Create a rustic fence around your garden or yard using tree branches or limbs. A natural fence is a functional and decorative addition to any garden. It provides security and demarcates personal property, while enhancing the appeal of the landscape. Wattling, the ancient art of weaving flexible branches, originates from the Bronze Age. Wattled panels for the fence are simple to make and relatively cost-free. Use pliable hazel or willow wood for the fence or soak other woods to make them workable.
Cut 1-inch-wide willow branches with lopping pruners during fall. Keep each 6 feet long. You need 30 to 40 pliable branches for every 3-by-5-foot hurdle or fence section.
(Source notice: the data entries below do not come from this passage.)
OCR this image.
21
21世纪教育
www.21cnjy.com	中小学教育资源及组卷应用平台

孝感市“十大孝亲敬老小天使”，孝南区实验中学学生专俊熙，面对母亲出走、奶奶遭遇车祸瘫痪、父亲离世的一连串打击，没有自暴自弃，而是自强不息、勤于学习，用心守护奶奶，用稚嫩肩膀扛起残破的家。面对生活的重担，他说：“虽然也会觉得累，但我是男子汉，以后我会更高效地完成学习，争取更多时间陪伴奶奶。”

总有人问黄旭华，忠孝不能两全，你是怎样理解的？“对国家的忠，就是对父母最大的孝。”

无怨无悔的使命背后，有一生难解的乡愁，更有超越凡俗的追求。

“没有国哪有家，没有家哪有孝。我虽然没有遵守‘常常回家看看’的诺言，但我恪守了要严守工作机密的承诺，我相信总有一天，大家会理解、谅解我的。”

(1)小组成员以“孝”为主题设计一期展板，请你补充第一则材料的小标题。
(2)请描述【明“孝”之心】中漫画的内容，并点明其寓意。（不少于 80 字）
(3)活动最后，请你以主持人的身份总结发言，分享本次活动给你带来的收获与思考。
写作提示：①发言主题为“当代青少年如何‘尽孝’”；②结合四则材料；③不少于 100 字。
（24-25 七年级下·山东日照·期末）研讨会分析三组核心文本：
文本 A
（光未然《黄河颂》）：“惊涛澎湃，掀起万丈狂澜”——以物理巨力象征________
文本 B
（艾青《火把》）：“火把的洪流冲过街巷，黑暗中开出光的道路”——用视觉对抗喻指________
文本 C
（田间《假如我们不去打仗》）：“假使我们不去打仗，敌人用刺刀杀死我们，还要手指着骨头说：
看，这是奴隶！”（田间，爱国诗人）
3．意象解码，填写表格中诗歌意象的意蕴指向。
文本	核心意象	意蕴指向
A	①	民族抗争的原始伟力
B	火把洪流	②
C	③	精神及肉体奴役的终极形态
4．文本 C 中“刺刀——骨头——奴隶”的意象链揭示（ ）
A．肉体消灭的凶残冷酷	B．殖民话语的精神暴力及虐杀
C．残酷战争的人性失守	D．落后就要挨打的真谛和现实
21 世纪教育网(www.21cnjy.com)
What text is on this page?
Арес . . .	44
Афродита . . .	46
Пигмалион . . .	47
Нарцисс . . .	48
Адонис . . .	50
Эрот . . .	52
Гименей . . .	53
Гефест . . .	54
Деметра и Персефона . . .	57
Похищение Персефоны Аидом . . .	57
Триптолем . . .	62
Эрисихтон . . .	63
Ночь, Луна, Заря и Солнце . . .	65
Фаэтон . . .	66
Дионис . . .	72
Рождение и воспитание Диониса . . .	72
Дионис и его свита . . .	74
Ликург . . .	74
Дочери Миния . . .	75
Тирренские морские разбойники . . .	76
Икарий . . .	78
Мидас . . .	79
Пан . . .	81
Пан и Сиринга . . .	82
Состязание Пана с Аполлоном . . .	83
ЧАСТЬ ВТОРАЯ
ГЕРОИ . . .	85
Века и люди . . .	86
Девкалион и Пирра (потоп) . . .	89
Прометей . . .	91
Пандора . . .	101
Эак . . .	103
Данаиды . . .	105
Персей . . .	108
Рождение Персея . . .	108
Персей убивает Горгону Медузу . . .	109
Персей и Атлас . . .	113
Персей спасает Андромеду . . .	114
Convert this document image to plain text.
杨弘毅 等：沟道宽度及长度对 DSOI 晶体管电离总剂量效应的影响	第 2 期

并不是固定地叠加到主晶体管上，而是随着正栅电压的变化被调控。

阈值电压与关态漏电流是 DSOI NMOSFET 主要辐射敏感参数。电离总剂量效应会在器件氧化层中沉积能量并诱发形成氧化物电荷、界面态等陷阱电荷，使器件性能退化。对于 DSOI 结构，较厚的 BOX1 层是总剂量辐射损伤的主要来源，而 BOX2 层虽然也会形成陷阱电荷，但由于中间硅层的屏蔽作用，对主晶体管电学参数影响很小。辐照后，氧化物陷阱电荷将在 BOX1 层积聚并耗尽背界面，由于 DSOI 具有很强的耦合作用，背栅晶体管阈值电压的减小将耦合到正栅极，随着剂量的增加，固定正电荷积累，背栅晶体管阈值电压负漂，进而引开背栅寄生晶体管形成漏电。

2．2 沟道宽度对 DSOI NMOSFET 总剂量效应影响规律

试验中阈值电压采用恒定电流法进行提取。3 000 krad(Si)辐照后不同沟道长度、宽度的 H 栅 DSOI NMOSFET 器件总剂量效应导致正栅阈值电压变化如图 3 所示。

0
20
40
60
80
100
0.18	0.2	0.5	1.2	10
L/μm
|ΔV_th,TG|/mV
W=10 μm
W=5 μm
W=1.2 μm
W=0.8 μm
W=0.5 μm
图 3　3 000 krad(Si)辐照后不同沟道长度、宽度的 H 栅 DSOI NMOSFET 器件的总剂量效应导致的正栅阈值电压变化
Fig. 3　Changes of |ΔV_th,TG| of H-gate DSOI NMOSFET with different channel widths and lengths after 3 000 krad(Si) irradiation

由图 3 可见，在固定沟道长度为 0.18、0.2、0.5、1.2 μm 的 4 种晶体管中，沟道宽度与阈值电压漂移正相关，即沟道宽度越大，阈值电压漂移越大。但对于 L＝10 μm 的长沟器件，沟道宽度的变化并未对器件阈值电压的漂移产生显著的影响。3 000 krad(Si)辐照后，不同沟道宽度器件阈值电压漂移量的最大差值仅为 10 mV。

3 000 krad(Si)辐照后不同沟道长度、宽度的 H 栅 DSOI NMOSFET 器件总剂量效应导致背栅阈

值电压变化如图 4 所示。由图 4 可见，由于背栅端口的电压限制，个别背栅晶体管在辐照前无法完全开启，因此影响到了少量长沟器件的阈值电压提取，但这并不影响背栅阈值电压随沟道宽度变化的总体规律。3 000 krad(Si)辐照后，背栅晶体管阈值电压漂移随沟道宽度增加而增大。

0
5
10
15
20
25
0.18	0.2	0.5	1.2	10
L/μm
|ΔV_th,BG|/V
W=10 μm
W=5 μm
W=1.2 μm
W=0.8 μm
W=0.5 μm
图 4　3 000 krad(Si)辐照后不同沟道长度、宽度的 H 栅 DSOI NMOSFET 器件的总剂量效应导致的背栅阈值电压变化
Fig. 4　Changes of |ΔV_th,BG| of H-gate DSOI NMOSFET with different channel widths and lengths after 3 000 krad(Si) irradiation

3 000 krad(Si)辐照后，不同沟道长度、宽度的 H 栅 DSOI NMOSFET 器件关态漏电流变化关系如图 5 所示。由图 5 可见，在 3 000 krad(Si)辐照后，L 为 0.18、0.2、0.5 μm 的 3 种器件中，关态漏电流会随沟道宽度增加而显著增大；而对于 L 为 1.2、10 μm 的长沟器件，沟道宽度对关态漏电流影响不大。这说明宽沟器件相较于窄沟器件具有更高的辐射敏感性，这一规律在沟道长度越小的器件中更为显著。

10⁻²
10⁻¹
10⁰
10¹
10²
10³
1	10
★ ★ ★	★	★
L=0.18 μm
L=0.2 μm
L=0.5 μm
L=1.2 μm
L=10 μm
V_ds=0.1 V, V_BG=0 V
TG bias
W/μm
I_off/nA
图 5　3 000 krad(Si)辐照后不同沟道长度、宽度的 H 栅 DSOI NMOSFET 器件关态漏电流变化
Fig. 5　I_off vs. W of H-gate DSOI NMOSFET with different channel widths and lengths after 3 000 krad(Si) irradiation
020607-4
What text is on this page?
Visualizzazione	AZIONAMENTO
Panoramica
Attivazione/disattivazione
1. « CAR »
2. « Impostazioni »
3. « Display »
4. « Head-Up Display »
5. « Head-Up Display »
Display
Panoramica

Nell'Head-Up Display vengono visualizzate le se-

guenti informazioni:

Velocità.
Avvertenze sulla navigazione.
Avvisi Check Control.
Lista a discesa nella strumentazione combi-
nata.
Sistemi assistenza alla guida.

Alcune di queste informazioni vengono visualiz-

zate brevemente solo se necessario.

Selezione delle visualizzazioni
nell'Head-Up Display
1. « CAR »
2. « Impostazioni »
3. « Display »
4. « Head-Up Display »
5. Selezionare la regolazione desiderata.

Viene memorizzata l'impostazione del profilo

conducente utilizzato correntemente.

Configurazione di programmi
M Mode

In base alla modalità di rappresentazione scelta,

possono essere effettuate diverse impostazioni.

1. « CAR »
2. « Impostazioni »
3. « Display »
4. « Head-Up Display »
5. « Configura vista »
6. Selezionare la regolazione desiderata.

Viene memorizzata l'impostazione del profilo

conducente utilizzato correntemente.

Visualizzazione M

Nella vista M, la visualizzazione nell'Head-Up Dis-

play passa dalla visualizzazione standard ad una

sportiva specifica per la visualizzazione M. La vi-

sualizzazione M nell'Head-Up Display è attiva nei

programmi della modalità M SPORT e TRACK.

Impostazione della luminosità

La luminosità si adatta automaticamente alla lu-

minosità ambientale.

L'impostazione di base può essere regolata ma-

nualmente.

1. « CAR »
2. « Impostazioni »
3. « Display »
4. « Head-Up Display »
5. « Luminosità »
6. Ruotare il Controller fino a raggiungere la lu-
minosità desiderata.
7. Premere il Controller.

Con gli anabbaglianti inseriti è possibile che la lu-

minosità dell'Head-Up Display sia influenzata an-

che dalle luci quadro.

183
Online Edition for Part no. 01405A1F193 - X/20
Create bundles of branches, using cord to tie them together. Store the bundles in a basement during winter. Bring the branches out of the basement in spring and soak them in water to rehydrate them.
Sharpen the lower end of a 1 1/2-inch-wide wooden post or branch that measures 10 to 12 inches longer than the finished height of the wattle fence section or hurdle. Use a hatchet to make the end smooth. Repeat the procedure until you have a total of five posts.
Insert the posts into the ground, over the area in your yard where you want to install the fence. Push each post 12 inches into the soil and space each 12 inches apart.
Weave willow branches through the posts to create a hurdle or fence section. Allow the end of a limb to protrude as you weave it in and out of the posts.
Push the branch down to the base of the fence and begin weaving another pliable branch to create another row. Alternate the weave of each new branch so it starts from the side opposite to the previous one. Push this row down and continue weaving branches through the posts to create a 5-foot-wide hurdle or section in your desired height.
Weave thinner, leftover pliable branches to cover any gaps in the fence. Trim off protruding edges of branches with loppers.
Weave hemp string through the ends of the branches to make the hurdle more secure.
Insert five more posts 12 inches into the ground and weave pliable branches through them to create another wattle. Repeat the process of weaving until your fence covers the entire area.
Although willows are more pliable than other woods, you can use semi-hardwoods such as oak, dogwood or maple for the fence. You can use rebar instead of wooden posts, because it lasts a longer time. The tighter you weave the wattle, the stronger the fence will be.
Tips and warnings
- Although willows are more pliable than other woods, you can use semi-hardwoods such as oak, dogwood or maple for the fence.
- You can use rebar instead of wooden posts, because it lasts a longer time.
- The tighter you weave the wattle, the stronger the fence will be.